金曜日はまた部長の所為で仕事が大変なことになり、とにかく一日中ばたばたしていた。
もはやテンプレートと化しているこの流れに腸が煮えくり返りそうになったけど、宇佐野さんが相変わらず指揮を取ってくれたのでなんとか仕事を終えることができた。

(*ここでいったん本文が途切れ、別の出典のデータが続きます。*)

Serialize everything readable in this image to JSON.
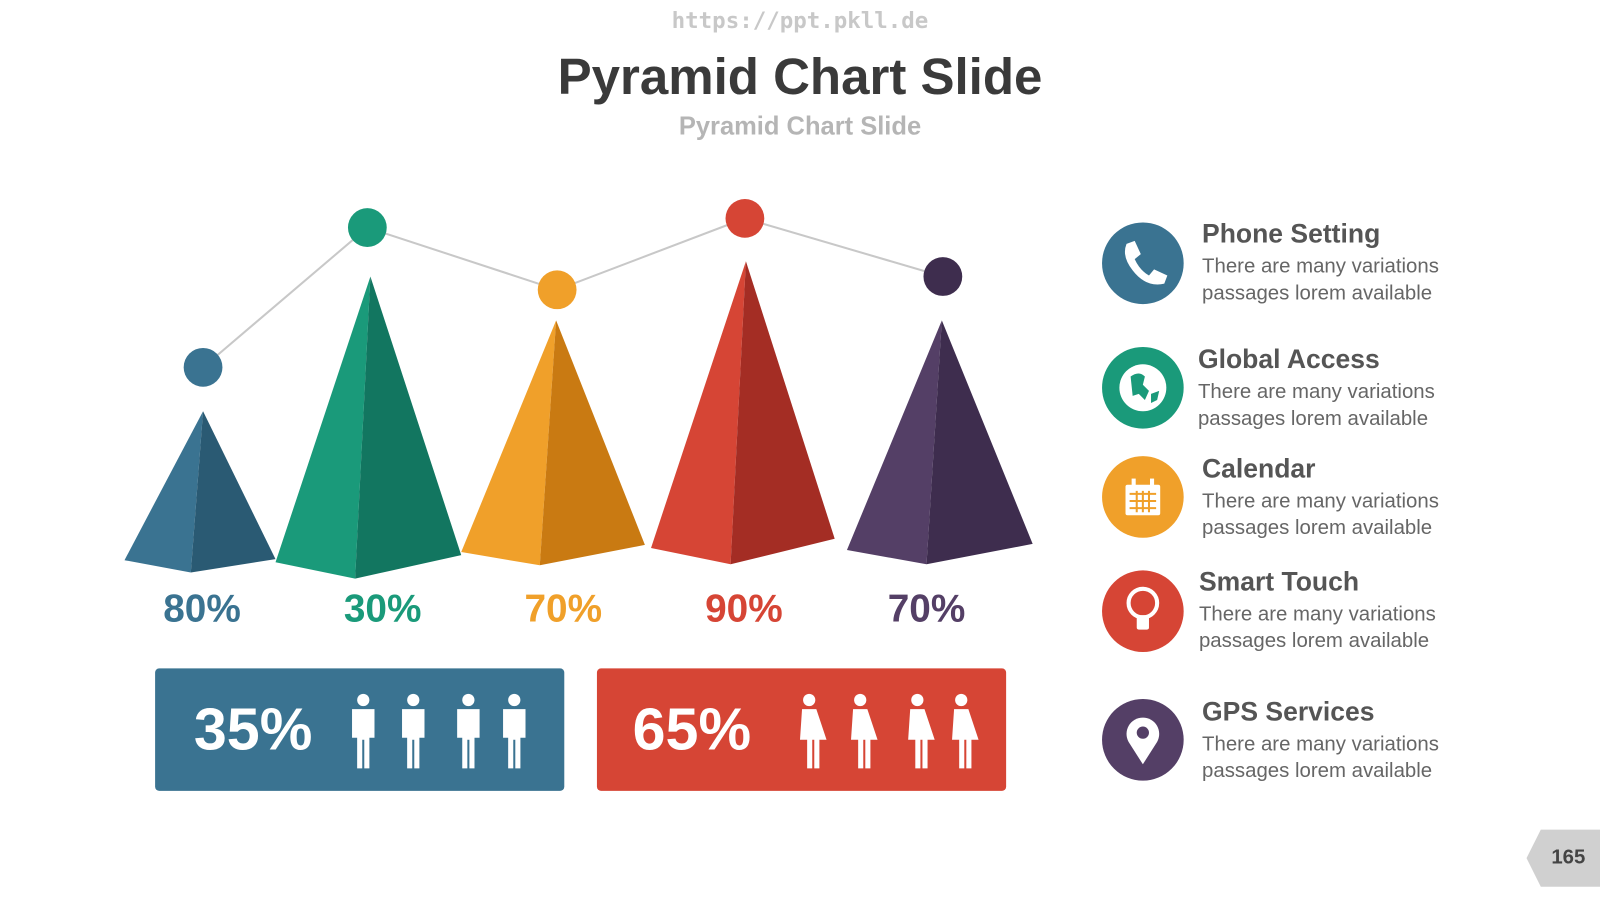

夜は久しぶりに佐藤さんと一緒にご飯を食べて幸せな気持ちでいっぱいだった。
―――そして、ついに土曜日がやってきた。
待ち合わせは付き合っていたときによく行っていたカフェの前だった。
小さな石造りの噴水があり、ぼんやりと噴き上がる水を眺めていた。
……早く着きすぎちゃったかな。
いつもより緊張して選んだシックなワンピースに、お気に入りの赤いハイヒール。
髪の毛は頑張って巻いてみたりして、冷静になったときそんな自分に嫌気が差した。
だけど、2年振りに会うのだから、そわそわしてしまうのは仕方がない。
…でもやっぱり、気合い入ってるように見えちゃうかな。
佐藤さんと初デートのときはスーツだったし、この間はお家デートだったし。
いやあのときも服装はめちゃくちゃ考えていったけど…。
こんなに気合いを入れたことは…なかったかもしれない……それって最悪すぎる…。
勝手に落ち込んでいると、ぽんっと肩を叩かれた。
「……郁巳?久しぶりだね。髪短くなってたから、一瞬誰か解んなかったよ。」
二年前と全く変わらない、眩しいくらいの笑顔。
わたしの大好きだったひとが目の前にいた。